Benjamin Newby and Mary Cross had married in a civil ceremony registered at Stockport in 1891. Roy is thought to have been their only child. When the census was taken in 1901, the family was living at 30 Mauldeth Road, Heaton Mersey. Benjamin practiced as an architect and, in common with most middle class families of the day, he could afford to employ a live-in servant - 16 year old Annie Oldham.

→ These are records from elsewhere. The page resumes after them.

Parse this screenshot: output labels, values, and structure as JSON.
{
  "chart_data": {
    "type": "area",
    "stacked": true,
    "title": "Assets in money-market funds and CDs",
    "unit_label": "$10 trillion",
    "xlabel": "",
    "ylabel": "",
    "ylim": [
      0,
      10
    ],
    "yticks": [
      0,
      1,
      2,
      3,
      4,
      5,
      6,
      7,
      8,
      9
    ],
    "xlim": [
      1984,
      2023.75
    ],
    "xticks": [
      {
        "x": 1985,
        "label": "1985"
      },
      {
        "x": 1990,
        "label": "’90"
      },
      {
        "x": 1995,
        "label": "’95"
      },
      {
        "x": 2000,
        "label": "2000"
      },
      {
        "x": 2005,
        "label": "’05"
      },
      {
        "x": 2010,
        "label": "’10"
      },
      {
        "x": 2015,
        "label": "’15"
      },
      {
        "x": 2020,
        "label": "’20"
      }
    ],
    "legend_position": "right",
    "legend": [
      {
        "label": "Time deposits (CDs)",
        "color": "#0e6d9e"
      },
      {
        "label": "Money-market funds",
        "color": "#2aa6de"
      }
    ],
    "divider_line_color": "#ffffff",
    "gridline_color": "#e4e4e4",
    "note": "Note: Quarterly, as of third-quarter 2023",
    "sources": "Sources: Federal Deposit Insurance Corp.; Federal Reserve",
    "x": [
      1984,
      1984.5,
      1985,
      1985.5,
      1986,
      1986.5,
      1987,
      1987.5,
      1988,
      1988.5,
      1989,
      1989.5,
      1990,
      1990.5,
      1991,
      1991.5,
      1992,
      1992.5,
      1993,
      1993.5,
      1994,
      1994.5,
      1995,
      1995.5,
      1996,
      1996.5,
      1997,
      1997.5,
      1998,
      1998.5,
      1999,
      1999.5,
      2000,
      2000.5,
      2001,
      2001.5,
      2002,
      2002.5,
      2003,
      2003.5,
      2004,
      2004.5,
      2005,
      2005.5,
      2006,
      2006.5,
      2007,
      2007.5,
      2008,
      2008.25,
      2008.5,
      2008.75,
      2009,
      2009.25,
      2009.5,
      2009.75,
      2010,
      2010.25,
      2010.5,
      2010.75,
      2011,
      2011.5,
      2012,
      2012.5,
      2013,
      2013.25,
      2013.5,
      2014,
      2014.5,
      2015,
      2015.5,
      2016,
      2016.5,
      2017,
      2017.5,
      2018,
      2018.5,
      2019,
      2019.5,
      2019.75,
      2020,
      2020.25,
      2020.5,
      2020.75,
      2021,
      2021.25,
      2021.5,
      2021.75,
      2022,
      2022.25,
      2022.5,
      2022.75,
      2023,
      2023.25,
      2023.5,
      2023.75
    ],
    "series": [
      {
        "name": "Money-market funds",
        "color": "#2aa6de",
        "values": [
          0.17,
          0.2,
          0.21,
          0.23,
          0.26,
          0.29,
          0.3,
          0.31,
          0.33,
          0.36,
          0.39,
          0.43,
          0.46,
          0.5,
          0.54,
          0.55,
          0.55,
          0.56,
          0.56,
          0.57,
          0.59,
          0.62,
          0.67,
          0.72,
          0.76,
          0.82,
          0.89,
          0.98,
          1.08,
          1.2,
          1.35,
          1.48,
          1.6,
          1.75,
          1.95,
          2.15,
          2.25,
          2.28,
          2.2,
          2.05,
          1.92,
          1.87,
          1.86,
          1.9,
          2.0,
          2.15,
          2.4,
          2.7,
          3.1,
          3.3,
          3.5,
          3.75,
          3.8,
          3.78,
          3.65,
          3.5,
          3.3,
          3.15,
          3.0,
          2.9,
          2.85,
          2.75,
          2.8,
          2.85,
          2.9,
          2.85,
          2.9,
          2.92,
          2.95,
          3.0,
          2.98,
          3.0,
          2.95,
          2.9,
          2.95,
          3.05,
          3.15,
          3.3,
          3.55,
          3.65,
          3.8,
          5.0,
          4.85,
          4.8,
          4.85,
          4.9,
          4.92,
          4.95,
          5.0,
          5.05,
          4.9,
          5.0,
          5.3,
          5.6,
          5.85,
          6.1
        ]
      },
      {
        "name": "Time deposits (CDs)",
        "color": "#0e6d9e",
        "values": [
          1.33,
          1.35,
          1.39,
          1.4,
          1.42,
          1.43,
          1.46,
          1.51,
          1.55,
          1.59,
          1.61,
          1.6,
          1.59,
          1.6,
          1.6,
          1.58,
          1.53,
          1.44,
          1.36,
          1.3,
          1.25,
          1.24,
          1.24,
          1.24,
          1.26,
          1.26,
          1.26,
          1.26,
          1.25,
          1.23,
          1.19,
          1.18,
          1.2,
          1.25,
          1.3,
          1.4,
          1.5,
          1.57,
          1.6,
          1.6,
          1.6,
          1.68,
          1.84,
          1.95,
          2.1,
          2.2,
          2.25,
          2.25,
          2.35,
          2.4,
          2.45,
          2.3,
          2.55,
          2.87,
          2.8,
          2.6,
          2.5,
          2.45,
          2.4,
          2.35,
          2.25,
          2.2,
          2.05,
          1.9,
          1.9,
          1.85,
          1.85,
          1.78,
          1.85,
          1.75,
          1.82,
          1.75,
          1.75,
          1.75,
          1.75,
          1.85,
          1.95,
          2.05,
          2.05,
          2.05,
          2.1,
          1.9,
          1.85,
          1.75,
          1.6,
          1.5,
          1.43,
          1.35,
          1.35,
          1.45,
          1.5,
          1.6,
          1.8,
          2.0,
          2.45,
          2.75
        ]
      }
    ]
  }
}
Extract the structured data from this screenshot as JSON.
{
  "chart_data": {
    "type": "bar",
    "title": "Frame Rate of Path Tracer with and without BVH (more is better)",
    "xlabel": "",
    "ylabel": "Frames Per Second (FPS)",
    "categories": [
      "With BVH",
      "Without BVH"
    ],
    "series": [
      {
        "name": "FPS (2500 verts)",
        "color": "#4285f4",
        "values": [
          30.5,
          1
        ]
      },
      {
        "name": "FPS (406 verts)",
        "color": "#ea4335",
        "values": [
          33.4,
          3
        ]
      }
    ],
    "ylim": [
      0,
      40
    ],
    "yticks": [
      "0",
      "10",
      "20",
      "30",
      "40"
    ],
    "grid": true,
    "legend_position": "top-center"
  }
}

Nothing is known of Roy's early life, except that he was a keen sportsman and fine athlete. When he had finished his education, he went to work at the offices of cotton good exporting firm, James Greaves & Co, in Ridgefield, Manchester. Almost certainly, he will have known James Sidebotham, another employee whose uncle owned the firm. As with many middle class young men, when he enlisted into the army at Manchester, he joined the Royal Fusiliers, his service number indicating that he was originally assigned to one of its "Public Schools" battalions. However, after his training, he was transferred to the 8th Battalion, possibly joining it as one of a draft of replacements prior to the opening of the Battle of the Somme in July 1916.
At the beginning of October, Roy and his comrades were in the front line trenches near the village of Flers but were relieved on the evening of the 3rd. They moved a little way to the rear into the support line. Enemy shelling had been particularly heavy for several days and it continued all through the night and the next day. Roy was one of four men killed that day.